Small firm – Big Firm, Same Problems

The term “megaprojects” is generally used to describe billion dollars plus projects because these are big, even for the largest of contractors. For these monstrous projects, “mega” is a good descriptor. However, while not common use, the term can also be “relative” and applied to any size contractor. To a contractor that normally builds projects up to $50 million, a $200 million project is “mega”. For a contractor who regularly constructs projects up to $3 million, a $50 million project is “mega”. We can learn about the causes of megaproject failures from the study of any size contractor. Let’s take a look at the failure of a small construction firm.

Case Study

Consider the smaller construction company that averaged annual revenue of sixteen million dollars. They had been in business for 15 years and their average project size had grown proportionately to about $3 million.  When they were offered the opportunity to bid a $12 million local project, they decided to take the plunge. Here’s what happened:

  • Right at the start they had difficulty getting accurate estimates together since some of the specialty items were from distant suppliers and sources they had never dealt with before – risk of mispricing.
  • The size of the electrical and mechanical work on the project precluded the ability of the local subcontractors that they were used to working with – risk of working with unfamiliar subcontractors.
  • Because of a last-minute snag on the bonding, they submitted their final bid at $11.8 million – risk of mispricing. 
  • Because this size job required a full-time superintendent and project manager from the day of inception, the contractor was not staffed adequately to handle the new job and finish up the jobs he already had in progress – risk of inadequate personnel.
  • The contractor’s assumption that the client would overlook some of the specifications he considered to be excessive also became costly. The client wouldn’t overlook them, and the unexpected cost fell on the contractor – risk of poor contract negotiation.
  • The payments on the project were very slow and much larger than the contractor was used to or easily able to finance. A threat to stop the job if payment wasn’t forthcoming was countered by a threat to terminate the contractor from the job if he ever threatened stoppage again – risk of slow pay.
  • More personnel problems developed when the contractor’s two key people announced that they were overworked and that the job was outside their expertise and comfort zone – risk of over-extended management.
  • By the time the project was 2/3 complete the contractor knew he was facing a substantial loss and additional losses on two other projects because he had stretched his key people too thin and too much detail had been overlooked or neglected – risk of over-extended management.

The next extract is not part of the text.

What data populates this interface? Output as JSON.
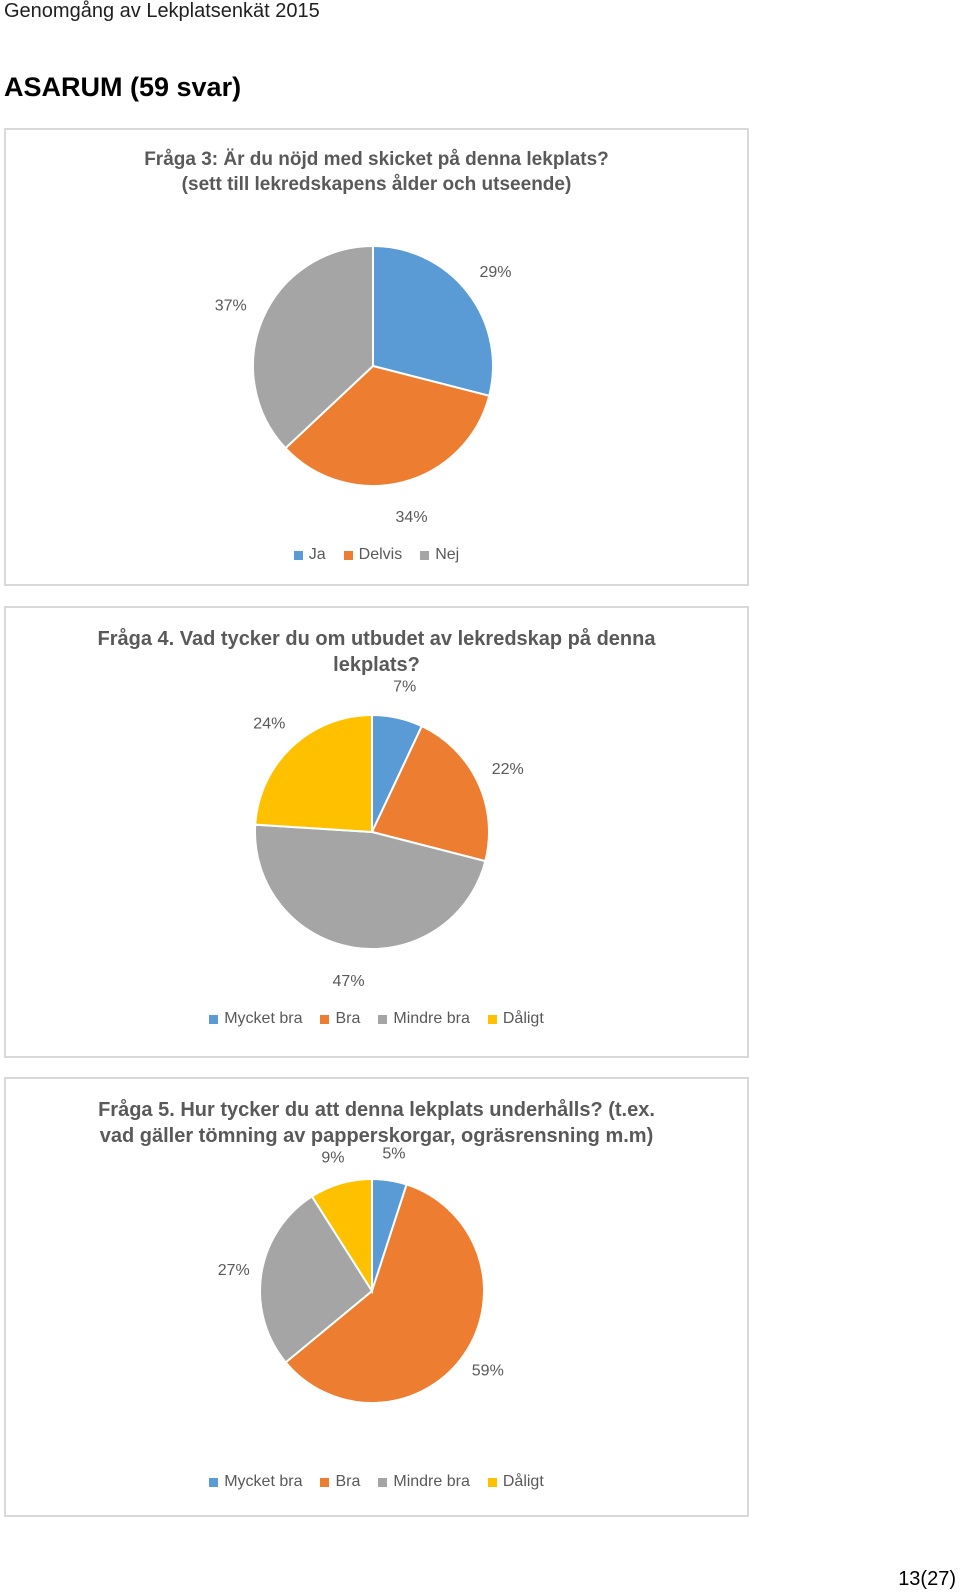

All of these insidious and unexpected problems led to a cash shortage that prevented the contractor from paying his subs on time, and the big job collapsed taking the entire firm down with it.

Conclusion

When you look deeply into the many megaprojects that fail to produce the intended results for all stakeholders, you will see the same risks emerging that confounded our smaller “case-study”, contractor. They all fail for the same reason – SIZE.